I like Dickens stories, as one can surmise with my recent spate of them (Hard Times this year, and Great Expectations and Oliver Twist last year). In most cases, the stories are pretty optimistic and offer chances for redemption for most of the characters and a comfortable sentimentality as well as encouragment that man can thrive in a pre-electrified society that the Obama economy might bring us.

That said, of the five in this book, I enjoyed A Christmas Carol and The Cricket on the Hearth the most. The first is very familiar, of course, so I didn’t need the Cliff Notes to know where it was going. The second offered a very understandable and accessible dilemma, as a middle-aged man who characterizes himself as slow has reason to suspect his attractive younger wife is having an affair.

The Chimes and The Battle of Life both offer stories, but the characters didn’t involve me as much. In the first, a runner, that is, a courier, envisions life without him or something. In the second, a pair of sisters, a good man, and a wastrel are involved in love, loss, and a melodrama.

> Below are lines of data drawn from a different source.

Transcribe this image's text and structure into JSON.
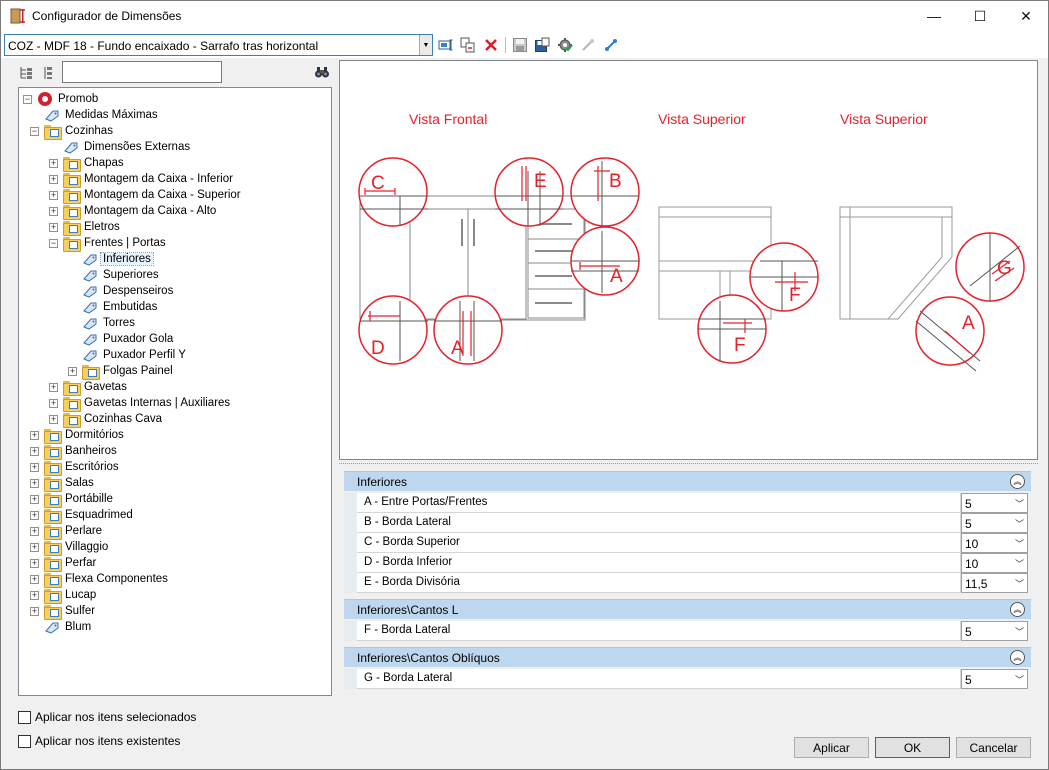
{
  "window": {
    "title": "Configurador de Dimensões",
    "controls": {
      "minimize": "—",
      "maximize": "☐",
      "close": "✕"
    }
  },
  "toolbar": {
    "selected_config": "COZ - MDF 18 - Fundo encaixado - Sarrafo tras horizontal",
    "icons": [
      "rename-icon",
      "copy-icon",
      "delete-icon",
      "save-icon",
      "save-as-icon",
      "gear-icon",
      "import-icon",
      "export-icon"
    ]
  },
  "search": {
    "value": "",
    "placeholder": ""
  },
  "tree": {
    "nodes": [
      {
        "label": "Promob",
        "level": 0,
        "icon": "promob-logo-icon",
        "exp": "-"
      },
      {
        "label": "Medidas Máximas",
        "level": 1,
        "icon": "tag",
        "exp": ""
      },
      {
        "label": "Cozinhas",
        "level": 1,
        "icon": "folder",
        "exp": "-"
      },
      {
        "label": "Dimensões Externas",
        "level": 2,
        "icon": "tag",
        "exp": ""
      },
      {
        "label": "Chapas",
        "level": 2,
        "icon": "folder",
        "exp": "+"
      },
      {
        "label": "Montagem da Caixa - Inferior",
        "level": 2,
        "icon": "folder",
        "exp": "+"
      },
      {
        "label": "Montagem da Caixa - Superior",
        "level": 2,
        "icon": "folder",
        "exp": "+"
      },
      {
        "label": "Montagem da Caixa - Alto",
        "level": 2,
        "icon": "folder",
        "exp": "+"
      },
      {
        "label": "Eletros",
        "level": 2,
        "icon": "folder",
        "exp": "+"
      },
      {
        "label": "Frentes | Portas",
        "level": 2,
        "icon": "folder",
        "exp": "-"
      },
      {
        "label": "Inferiores",
        "level": 3,
        "icon": "tag",
        "exp": "",
        "selected": true
      },
      {
        "label": "Superiores",
        "level": 3,
        "icon": "tag",
        "exp": ""
      },
      {
        "label": "Despenseiros",
        "level": 3,
        "icon": "tag",
        "exp": ""
      },
      {
        "label": "Embutidas",
        "level": 3,
        "icon": "tag",
        "exp": ""
      },
      {
        "label": "Torres",
        "level": 3,
        "icon": "tag",
        "exp": ""
      },
      {
        "label": "Puxador Gola",
        "level": 3,
        "icon": "tag",
        "exp": ""
      },
      {
        "label": "Puxador Perfil Y",
        "level": 3,
        "icon": "tag",
        "exp": ""
      },
      {
        "label": "Folgas Painel",
        "level": 3,
        "icon": "folder",
        "exp": "+"
      },
      {
        "label": "Gavetas",
        "level": 2,
        "icon": "folder",
        "exp": "+"
      },
      {
        "label": "Gavetas Internas | Auxiliares",
        "level": 2,
        "icon": "folder",
        "exp": "+"
      },
      {
        "label": "Cozinhas Cava",
        "level": 2,
        "icon": "folder",
        "exp": "+"
      },
      {
        "label": "Dormitórios",
        "level": 1,
        "icon": "folder",
        "exp": "+"
      },
      {
        "label": "Banheiros",
        "level": 1,
        "icon": "folder",
        "exp": "+"
      },
      {
        "label": "Escritórios",
        "level": 1,
        "icon": "folder",
        "exp": "+"
      },
      {
        "label": "Salas",
        "level": 1,
        "icon": "folder",
        "exp": "+"
      },
      {
        "label": "Portábille",
        "level": 1,
        "icon": "folder",
        "exp": "+"
      },
      {
        "label": "Esquadrimed",
        "level": 1,
        "icon": "folder",
        "exp": "+"
      },
      {
        "label": "Perlare",
        "level": 1,
        "icon": "folder",
        "exp": "+"
      },
      {
        "label": "Villaggio",
        "level": 1,
        "icon": "folder",
        "exp": "+"
      },
      {
        "label": "Perfar",
        "level": 1,
        "icon": "folder",
        "exp": "+"
      },
      {
        "label": "Flexa Componentes",
        "level": 1,
        "icon": "folder",
        "exp": "+"
      },
      {
        "label": "Lucap",
        "level": 1,
        "icon": "folder",
        "exp": "+"
      },
      {
        "label": "Sulfer",
        "level": 1,
        "icon": "folder",
        "exp": "+"
      },
      {
        "label": "Blum",
        "level": 1,
        "icon": "tag",
        "exp": ""
      }
    ]
  },
  "options": {
    "apply_selected": "Aplicar nos itens selecionados",
    "apply_existing": "Aplicar nos itens existentes"
  },
  "preview": {
    "view_front": "Vista Frontal",
    "view_top_1": "Vista Superior",
    "view_top_2": "Vista Superior",
    "accent": "#e8202a",
    "markers": {
      "a": "A",
      "b": "B",
      "c": "C",
      "d": "D",
      "e": "E",
      "f": "F",
      "g": "G"
    }
  },
  "properties": {
    "cat1": {
      "title": "Inferiores",
      "rows": [
        {
          "name": "A - Entre Portas/Frentes",
          "value": "5"
        },
        {
          "name": "B - Borda Lateral",
          "value": "5"
        },
        {
          "name": "C - Borda Superior",
          "value": "10"
        },
        {
          "name": "D - Borda Inferior",
          "value": "10"
        },
        {
          "name": "E - Borda Divisória",
          "value": "11,5"
        }
      ]
    },
    "cat2": {
      "title": "Inferiores\\Cantos L",
      "rows": [
        {
          "name": "F - Borda Lateral",
          "value": "5"
        }
      ]
    },
    "cat3": {
      "title": "Inferiores\\Cantos Oblíquos",
      "rows": [
        {
          "name": "G - Borda Lateral",
          "value": "5"
        }
      ]
    }
  },
  "buttons": {
    "apply": "Aplicar",
    "ok": "OK",
    "cancel": "Cancelar"
  }
}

I didn’t really care for The Haunted Man because I was not invested in the characters and only sort of got where Dickens was going with the gimmick. A successful professor can be freed from a very painful memory, but loses the capacity for joy, too, but also acts as a carrier for the same effect and alters the lives of those whom he appreciates and for whom he feels affection.

I have this book in the Walter J. Black classics edition; of all the Classics Club I have, I’ve only so far read the Dickens books I have from them. I guess that indicates my predilection for Dickens, or at least my present preoccupation with classic fiction.

Final assessment: Worth a couple days/weeks of your time if you’re into that sort of thing. I am, it was to me.